Sucedem-se no procedimento de Aurélia atos inexplicáveis e tão contraditórios, que
derrotam a perspicácia do mais profundo fisiologista.
Convencido de que também o coração tem uma lógica, embora diferente da que rege o
espírito, bem desejara o narrador deste episódio perscrutar a razão dos singulares movimentos
que se produzem n'alma de Aurélia.
Como porém não foi dotado com a lucidez precisa para o estudo dos fenômenos
psicológicos, limita-se a referir o que sabe, deixando à sagacidade de cada um atinar com a

10
verdadeira causa de impulsos tão encontrados.
Remontemos pois o curso dessa nova existência de Aurélia até à noite de seu casamento,
quando a exaltação que a animava durante a cena passada com Seixas, abatendo de repente, a
deixou prostrada no tapete da câmara nupcial.
Não foi propriamente um desmaio que a tomou, ou este não passou de breve síncope. Mas
o resto da noite, ela o passou ali, sem forças nem resolução de erguer-se, em um torpor intenso,
que se não lhe apagava de todo os espíritos, os sopitava em uma modorra pesada.
Tinha a consciência de sua dor; sofria acerbamente; porém faltava-lhe naquele instante a
lucidez para discriminar a causa de seu desespero e avaliar da situação que ela própria havia
criado.

07. Com base nos dados fornecidos pelo narrador, a personagem Aurélia pode ser enquadrada no
Romantismo porque:
01) se guia, sobretudo, pela emoção.
02) encara o sofrimento com altivez.
03) é uma pessoa altamente racional.
04) contesta a realidade na qual se insere.
05) assume um comportamento evasionista.

08. O narrador:
01) consegue revelar o motivo real da atitude da personagem.
02) censura a personagem por se deixar conduzir pela emoção.
03) reconhece o seu despreparo para a investigação do mundo interior humano.
04) defende o uso da razão como meio de se evitar um comportamento ambíguo.
05) afirma conhecer o íntimo da personagem, mas nega-se a desvendá-lo para o leitor.

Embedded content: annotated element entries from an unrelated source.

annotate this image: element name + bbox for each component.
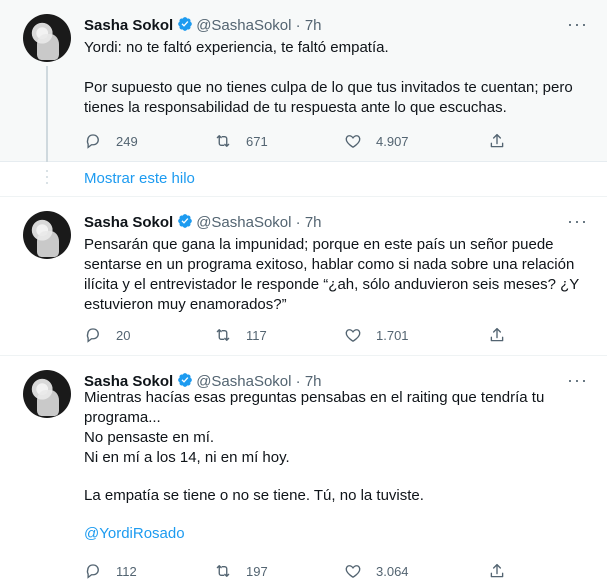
- tweet-2[interactable]: Sasha Sokol @SashaSokol · 7h ··· Pensarán…: [0, 196, 607, 356]
- tweet-header: Sasha Sokol @SashaSokol · 7h: [84, 16, 322, 35]
- like-button[interactable]: 1.701: [344, 325, 409, 345]
- mention-link[interactable]: @YordiRosado: [84, 524, 589, 544]
- retweet-count: 197: [246, 563, 268, 579]
- like-icon: [344, 326, 362, 344]
- share-icon: [488, 326, 506, 344]
- tweet-paragraph: Yordi: no te faltó experiencia, te faltó…: [84, 39, 389, 56]
- reply-count: 249: [116, 133, 138, 149]
- reply-icon: [84, 132, 102, 150]
- retweet-icon: [214, 326, 232, 344]
- tweet-paragraph: Pensarán que gana la impunidad; porque e…: [84, 236, 579, 313]
- share-button[interactable]: [488, 325, 520, 345]
- tweet-actions: 249 671 4.907: [84, 131, 504, 151]
- more-options-icon[interactable]: ···: [567, 14, 587, 34]
- tweet-paragraph: La empatía se tiene o no se tiene. Tú, n…: [84, 487, 424, 504]
- verified-badge-icon: [177, 372, 193, 388]
- like-count: 3.064: [376, 563, 409, 579]
- author-handle[interactable]: @SashaSokol: [196, 214, 291, 231]
- more-options-icon[interactable]: ···: [567, 370, 587, 390]
- reply-count: 112: [116, 563, 137, 579]
- tweet-line: Mientras hacías esas preguntas pensabas …: [84, 389, 545, 426]
- like-icon: [344, 132, 362, 150]
- avatar[interactable]: [23, 14, 71, 62]
- author-name[interactable]: Sasha Sokol: [84, 214, 173, 231]
- show-thread-link[interactable]: Mostrar este hilo: [84, 170, 195, 187]
- tweet-text: Yordi: no te faltó experiencia, te faltó…: [84, 38, 589, 118]
- like-count: 4.907: [376, 133, 409, 149]
- tweet-text: Mientras hacías esas preguntas pensabas …: [84, 388, 589, 544]
- avatar[interactable]: [23, 370, 71, 418]
- verified-badge-icon: [177, 16, 193, 32]
- thread-dots: [45, 170, 49, 192]
- like-button[interactable]: 4.907: [344, 131, 409, 151]
- tweet-time[interactable]: · 7h: [296, 17, 322, 34]
- retweet-button[interactable]: 671: [214, 131, 268, 151]
- retweet-icon: [214, 132, 232, 150]
- tweet-paragraph: Por supuesto que no tienes culpa de lo q…: [84, 79, 573, 116]
- retweet-icon: [214, 562, 232, 580]
- tweet-actions: 112 197 3.064: [84, 561, 504, 581]
- tweet-text: Pensarán que gana la impunidad; porque e…: [84, 235, 589, 315]
- share-button[interactable]: [488, 561, 520, 581]
- verified-badge-icon: [177, 213, 193, 229]
- reply-button[interactable]: 112: [84, 561, 137, 581]
- tweet-actions: 20 117 1.701: [84, 325, 504, 345]
- tweet-header: Sasha Sokol @SashaSokol · 7h: [84, 213, 322, 232]
- reply-button[interactable]: 249: [84, 131, 138, 151]
- tweet-3[interactable]: Sasha Sokol @SashaSokol · 7h ··· Mientras…: [0, 356, 607, 588]
- share-icon: [488, 562, 506, 580]
- reply-button[interactable]: 20: [84, 325, 130, 345]
- avatar[interactable]: [23, 211, 71, 259]
- retweet-count: 117: [246, 327, 267, 343]
- like-icon: [344, 562, 362, 580]
- share-button[interactable]: [488, 131, 520, 151]
- like-button[interactable]: 3.064: [344, 561, 409, 581]
- thread-connector-line: [46, 66, 48, 162]
- author-name[interactable]: Sasha Sokol: [84, 17, 173, 34]
- reply-icon: [84, 326, 102, 344]
- retweet-count: 671: [246, 133, 268, 149]
- share-icon: [488, 132, 506, 150]
- tweet-line: Ni en mí a los 14, ni en mí hoy.: [84, 449, 290, 466]
- reply-count: 20: [116, 327, 131, 343]
- tweet-time[interactable]: · 7h: [296, 214, 322, 231]
- like-count: 1.701: [376, 327, 409, 343]
- more-options-icon[interactable]: ···: [567, 211, 587, 231]
- retweet-button[interactable]: 117: [214, 325, 267, 345]
- tweet-1[interactable]: Sasha Sokol @SashaSokol · 7h ··· Yordi: n…: [0, 0, 607, 162]
- author-handle[interactable]: @SashaSokol: [196, 17, 291, 34]
- retweet-button[interactable]: 197: [214, 561, 268, 581]
- reply-icon: [84, 562, 102, 580]
- tweet-line: No pensaste en mí.: [84, 429, 215, 446]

09. A postura do narrador no texto, a partir do terceiro parágrafo, comprova que o romance
romântico se caracteriza, no geral, pela(a):
01) Profundidade da análise psicológica para a qual o enredo é apenas um pretexto.
02) Preferência pelo enfoque de perfis humanos mórbidos e decadentes.
03) Tendência às abordagens científicas.
04) Preocupação maior com o enredo em detrimento da análise.
05) Grande ênfase aos perfis psicológicos, antecipando-se ao romance realista.

10. Em Senhora, a narração é de:


01) terceira pessoa: narrador participante.
02) técnica teatral: não há narrador, mas atores que representam o enredo.
03) primeira pessoa: personagem-narrador.
04) múltiplos pontos de vista: cada personagem narra o incidente em que se envolve.
05) terceira pessoa: narrador onisciente.